Ainsi se terminaient, par un appel à Bismarck, les projets d’avenir que construisait M. Friedberg. Falk était content : la doctrine de M. Friedberg répondait à ses propres instincts. Falk aimait à porter, dans l’administration des cultes, un esprit d’étroite minutie, et une rigueur un peu sèche ; sa nature ignorait les élans de la colère, et la violence des à-coups. Pas de caprices chez lui, pas de souplesse politique non plus. Voyant devant lui une série de problèmes à résoudre, concernant les rapports entre les évêques et l’Etat, il considérait ces problèmes comme un objet de science. Un savant lui apportait des solutions nettes, bien dessinées ; il les préférait à toute autre. Il y avait là pour Falk des questions de géométrie politique : M. Friedberg était un géomètre. Mais pour ce Bismarck dont dépendait Falk et qu’invoquait M. Friedberg, il y avait là des questions de politique tout court. La politique est changeante, au gré de l’humeur, au gré des circonstances ; la géométrie politique, elle, est inflexible. Cette inflexibilité déplaisait à Bismarck ; s’enchaîner lui-même en voulant enchaîner l’Église lui était désagréable. Il aspirait, suivant son caprice ou suivant les besoins de l’heure, à tyranniser ou bien à abdiquer ; les projets de Falk et de M. Friedberg contraindraient l’Etat de se comporter toujours en tyran. La géométrie politique, appliquée par des bureaux, paralyserait le jeu de la politique, concerté par un Bismarck. De là surgissaient, entre Bismarck et Falk, certaines diversités qui les agaçaient tous les deux.

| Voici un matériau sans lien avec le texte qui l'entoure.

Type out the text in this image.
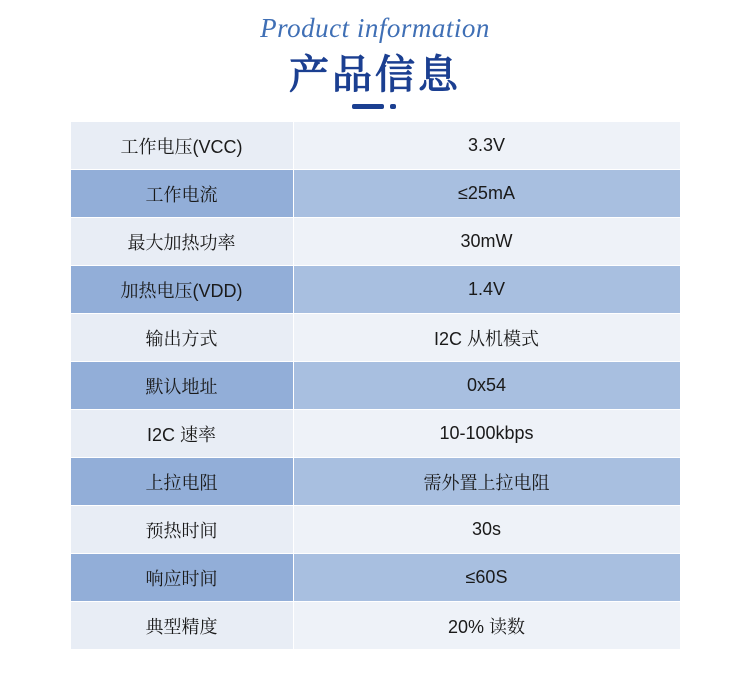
Product information
产品信息
工作电压(VCC)	3.3V
工作电流	≤25mA
最大加热功率	30mW
加热电压(VDD)	1.4V
输出方式	I2C 从机模式
默认地址	0x54
I2C 速率	10-100kbps
上拉电阻	需外置上拉电阻
预热时间	30s
响应时间	≤60S
典型精度	20% 读数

« Le chancelier ne veut aucun plan, murmurait Falk ; il ne veut aucune décision de principe qui ait une force contraignante ; car il tient à garder les mains libres, afin de pouvoir, selon les cas, agir et trancher ; je ne peux réussir à ce qu’on ait une politique systématique. » A certaines heures, cette mésentente s’accentuait : alors on voyait Bismarck songer au remplacement de Falk, et faire sonder l’économiste Rodbertus pour savoir si d’aventure il accepterait le ministère des Cultes ; ou bien on entendait Falk témoigner l’intention de prendre bientôt sa retraite. Il n’était pas jusqu’au grand-duc de Bade en personne qui ne reçût les confidences de Falk et qui ne devint ainsi le témoin de la désunion entre Falk et Bismarck.